Restaurants in college towns may seem to bloom and fade like daffodils in the spring, but there are those old-line joints that make it work long term. They’re doing something right, be it the vibe, the food or the cheapness of the beer. They survive by reminding you that you’re drinking a beer, shoveling in a pizza, or wolfing a burger where college kids have been doing that decade upon decade. Never discount the tradition factor. It’s a powerful thing, and has kept many a college town joint going long past its due date.
One old-line college town restaurant that’s still got a few tricks up its sleeve is Hugo’s in Fayetteville. Dishing up drinks and pub fare on the Fayetteville town square since 1977 and housed in a cellar location straight out of a Beat poem, it’s the kind of place that’ll make even an oldster feel like the clock has been wound back to the glory days the minute you walk in the door.
The decor is the patina that hipster joints strive for, but rarely achieve: eclectic, dark, a little yellowed, with low ceilings, checkered tablecloths and old pictures predominating. A neon sign that says “TYPEWRITERS” lords over one wall, casting a red glow over the proceedings. Sit down in one of the creaking wooden chairs, and you half expect Belushi from “Animal House” to come in and demand a beer. The difference between Hugo’s and pretty much any other place in town is like the difference between Granddad’s motorcycle jacket and one you just picked up at the mall. It’s the vibe of years, gathered as slowly as moss on a rock, and you can’t buy it with a flea market’s worth of quirky knickknacks.
From the decent slate of appetizers, we tried the macho nachos ($8.95) and got about what we’d expected: a large, loaded plate of chips, cheddar, jalapenos, salsa, guac and other standard toppings. Nothing that’s going to set the world on fire, sure, but plenty good if what you want is a sponge to soak up the night’s round of beer pong.

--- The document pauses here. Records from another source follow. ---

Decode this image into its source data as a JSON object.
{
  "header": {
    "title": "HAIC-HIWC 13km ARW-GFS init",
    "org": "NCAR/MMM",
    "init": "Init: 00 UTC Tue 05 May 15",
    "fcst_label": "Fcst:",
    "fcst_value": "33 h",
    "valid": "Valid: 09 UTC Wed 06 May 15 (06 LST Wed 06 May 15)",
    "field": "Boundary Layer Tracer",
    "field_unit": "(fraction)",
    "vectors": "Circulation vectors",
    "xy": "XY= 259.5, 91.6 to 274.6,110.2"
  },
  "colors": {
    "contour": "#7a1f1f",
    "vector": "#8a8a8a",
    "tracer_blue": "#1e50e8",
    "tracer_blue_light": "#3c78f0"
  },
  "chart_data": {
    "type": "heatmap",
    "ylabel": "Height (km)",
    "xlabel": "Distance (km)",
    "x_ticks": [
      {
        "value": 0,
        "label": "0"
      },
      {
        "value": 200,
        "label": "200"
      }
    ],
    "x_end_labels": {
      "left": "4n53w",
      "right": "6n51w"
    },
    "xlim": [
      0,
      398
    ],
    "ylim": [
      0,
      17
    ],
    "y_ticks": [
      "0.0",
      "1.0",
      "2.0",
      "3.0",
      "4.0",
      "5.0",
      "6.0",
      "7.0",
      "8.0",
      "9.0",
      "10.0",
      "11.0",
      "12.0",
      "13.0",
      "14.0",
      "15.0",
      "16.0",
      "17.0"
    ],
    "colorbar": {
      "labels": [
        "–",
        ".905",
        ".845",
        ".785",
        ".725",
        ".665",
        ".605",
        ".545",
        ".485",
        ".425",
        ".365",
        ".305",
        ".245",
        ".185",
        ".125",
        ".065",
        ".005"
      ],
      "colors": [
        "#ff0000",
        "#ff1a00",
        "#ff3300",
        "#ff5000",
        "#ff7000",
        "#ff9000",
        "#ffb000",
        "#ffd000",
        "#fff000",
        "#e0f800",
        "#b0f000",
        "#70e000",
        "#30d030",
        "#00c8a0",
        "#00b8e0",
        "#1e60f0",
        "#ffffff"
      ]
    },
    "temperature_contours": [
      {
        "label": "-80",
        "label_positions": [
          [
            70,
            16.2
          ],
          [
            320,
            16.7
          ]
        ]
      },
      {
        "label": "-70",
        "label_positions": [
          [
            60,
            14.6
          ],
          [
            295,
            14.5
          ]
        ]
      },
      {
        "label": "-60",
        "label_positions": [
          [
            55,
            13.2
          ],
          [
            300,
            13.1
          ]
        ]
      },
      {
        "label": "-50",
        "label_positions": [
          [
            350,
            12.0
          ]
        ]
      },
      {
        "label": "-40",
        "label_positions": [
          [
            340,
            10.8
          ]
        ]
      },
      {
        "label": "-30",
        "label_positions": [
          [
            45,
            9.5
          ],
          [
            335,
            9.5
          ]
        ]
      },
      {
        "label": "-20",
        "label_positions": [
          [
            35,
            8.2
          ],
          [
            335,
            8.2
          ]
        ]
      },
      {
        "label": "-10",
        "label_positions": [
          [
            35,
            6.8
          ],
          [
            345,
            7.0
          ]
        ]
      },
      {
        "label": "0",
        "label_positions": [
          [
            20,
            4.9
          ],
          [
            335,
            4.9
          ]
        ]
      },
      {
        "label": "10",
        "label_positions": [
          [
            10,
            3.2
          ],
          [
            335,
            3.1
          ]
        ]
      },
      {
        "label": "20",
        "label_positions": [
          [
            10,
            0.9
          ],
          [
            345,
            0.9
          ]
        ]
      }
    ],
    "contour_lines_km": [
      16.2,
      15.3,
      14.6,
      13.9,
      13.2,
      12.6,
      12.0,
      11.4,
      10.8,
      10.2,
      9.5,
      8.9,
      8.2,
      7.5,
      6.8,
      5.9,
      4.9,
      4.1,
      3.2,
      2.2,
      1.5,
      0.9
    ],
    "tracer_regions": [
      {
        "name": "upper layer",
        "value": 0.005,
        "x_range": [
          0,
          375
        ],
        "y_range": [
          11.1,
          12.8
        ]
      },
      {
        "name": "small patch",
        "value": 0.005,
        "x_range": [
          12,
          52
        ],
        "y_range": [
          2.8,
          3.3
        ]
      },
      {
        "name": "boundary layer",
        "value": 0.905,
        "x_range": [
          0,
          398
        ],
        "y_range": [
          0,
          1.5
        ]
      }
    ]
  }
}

For the main event, this reviewer tried a medium-well Bleu Moon Burger ($8.25 — and a local fave, we’d heard) while our companion tried the crepes cannelloni ($6.50).
We’re sticklers about burger preparation, and the one we had at Hugo’s was very fine: third of a pound of good ground beef, perfectly cooked and seasoned, covered in a generous amount of bleu cheese and red onion, on a griddled bun. It wasn’t the dripping, three-napkin mess that some big burgers can get up to, but it didn’t skimp on the flavor. Long story short, it’s one of the better burgers we’ve had in Fayetteville, and with bonus points for the vibe, it should be on any Arkansas burger-lover’s bucket list.
Our companion was not as happy with his crepes cannelloni. The dish was tasty but the portion a bit on the small size, and the cream sauce in need of some thickening. Thin sauce aside, however, he said that if a diner was looking for a lighter meal, it could definitely hit the spot.
Every town has a handful of must-hit foodie spots, and Hugo’s is probably a good candidate for that list in Fayetteville. While not everything we tried was memorable, the lovely rathskeller vibe of the joint and the weight of long years is enough to make up for the misses. Stick to what you remember eating in college — for us, burgers and beer, in mass quantities — and remember to lift several steins to dear old U., and you’ll likely come away pleased.